1. O Fugas do dia 11.10.2014, um suplemento do PÚBLICO com algumas características específicas, fornece-me, hoje, motivo para algumas particulares considerações. Esse número do Fugas era todo consagrado a um tema, conforme indicava a chamada da 1.ª página e fazia o título do primeiro texto do dito suplemento: “Especial Gastronomia. 50 pratos para comer Portugal”. Em boa verdade, não é só o Fugas que me sugere o assunto desta crónica. De forma decisiva, influenciam-me os comentários de um leitor, confesso e sensibilizante nortenho, que me confidencia ter ficado decepcionado com este reduzir do país a essa faixa que se centra, (se concentra), sobretudo, em Lisboa, e quando muito vai até o Algarve.  Eis as justificações do leitor: “Fixei-me no texto de “Os imperdíveis 50 pratos para comer Portugal” que “nos fazem desviar do nosso caminho só para os comer” nas diferentes partes do país. Fiz contas e logo fiquei desiludido: um na Ilha da Madeira, 10 no Norte de Portugal, 5 no Porto, 2 na Região Centro, 3 no Alentejo, 6 no Algarve, um no vale do Tejo e 23 (vinte e três!) em Lisboa. Depois no capítulo “Como se organiza um restaurante” são todos eles de Lisboa e um do Algarve”. Ora, a questão fulcral do meu desencanto está aqui: “o que pode parecer preconceituoso e provinciano, (é capaz de ser isso mesmo), mas custa-me este alargar de distâncias (que mais do que físicas são de omissão e menosprezo) por estes quatro milhões que por estas bandas comigo habitam.” (…) Aliás, “quanto às questões gastronómicas até não me importa muito, pois é bem melhor ficarem guardados esses preciosos segredos gastronómicos” do resto do país. “Mas, o que mais se sente (aqui, por estas bandas da província) é esse inexorável movimento em torno de Lisboa.” (…)

2. Estes comentários do leitor levantam-me algumas questões de carácter jornalístico. Uma, que se põe em termos gerais, (não apenas reflexo de sensibilidades localistas ou regionais) na interrogação que, tantas vezes, se coloca acerca das condutas políticas, a propósito do centralismo de Lisboa: Estará o PÚBLICO, (não obstante a edição do Porto), por condicionamentos financeiros que levam a restrição de pessoal ou outros, a esquecer o resto do país?

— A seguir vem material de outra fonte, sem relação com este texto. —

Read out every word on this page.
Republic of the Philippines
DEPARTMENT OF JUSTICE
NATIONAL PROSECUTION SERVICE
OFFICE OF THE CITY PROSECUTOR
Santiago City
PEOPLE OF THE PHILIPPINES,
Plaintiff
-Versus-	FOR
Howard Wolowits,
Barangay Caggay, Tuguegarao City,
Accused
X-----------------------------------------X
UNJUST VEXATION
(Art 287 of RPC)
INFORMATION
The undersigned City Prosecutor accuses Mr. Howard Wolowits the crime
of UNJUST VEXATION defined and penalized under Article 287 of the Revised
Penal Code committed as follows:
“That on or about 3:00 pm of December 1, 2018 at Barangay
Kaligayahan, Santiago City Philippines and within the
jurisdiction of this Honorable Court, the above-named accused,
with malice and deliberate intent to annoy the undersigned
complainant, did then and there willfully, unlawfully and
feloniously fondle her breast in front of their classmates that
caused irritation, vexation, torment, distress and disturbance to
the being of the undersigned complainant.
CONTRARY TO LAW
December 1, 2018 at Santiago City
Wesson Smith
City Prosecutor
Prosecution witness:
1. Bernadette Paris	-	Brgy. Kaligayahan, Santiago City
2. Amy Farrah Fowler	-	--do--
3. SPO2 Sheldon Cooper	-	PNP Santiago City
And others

A outra questão tem a ver, em minha opinião, com a redutibilidade que, fatalmente, a escolha de amostras ou de selecção sobre o universo das coisas ou assuntos de um país ou de situações globais implica. É uma viciação em que, quase com consentânea normalidade, os media aceitam e nela caem. Efectivamente, afirmar, “os imperdíveis 50 pratos para comer Portugal”, além da forma truncada, este papar de um país, por certo escolhida por graça, na construção de um título sedutor, pois se é verdade que o país, por outras razões, pode estar a ser comido, um país não se come assim. Há um indiscutível reducionismo. Aliás, os quatro autores do artigo reconhecem-no antecipadamente ao escreverem: “Nunca há listas consensuais ou definitivas. E, como se sabe, todas as listas são injustas.” (…) “Ficaram certamente de fora muitos pratos tão imperdíveis como aqueles que escolhemos.” (…) Quanto ao título, - digo eu - é sempre o risco de, na procura de seduzir os leitores, absolutizar o que, efectivamente, não o é. Mas, como diz Mário Mesquita: “a arte de bem titular requer o domínio de uma linguagem telegráfica, plena de supressões e é propícia a derrapagens deontológicas.” (in Jornalismo em análise. A coluna do provedor dos leitores, Coimbra, Minerva, 1998).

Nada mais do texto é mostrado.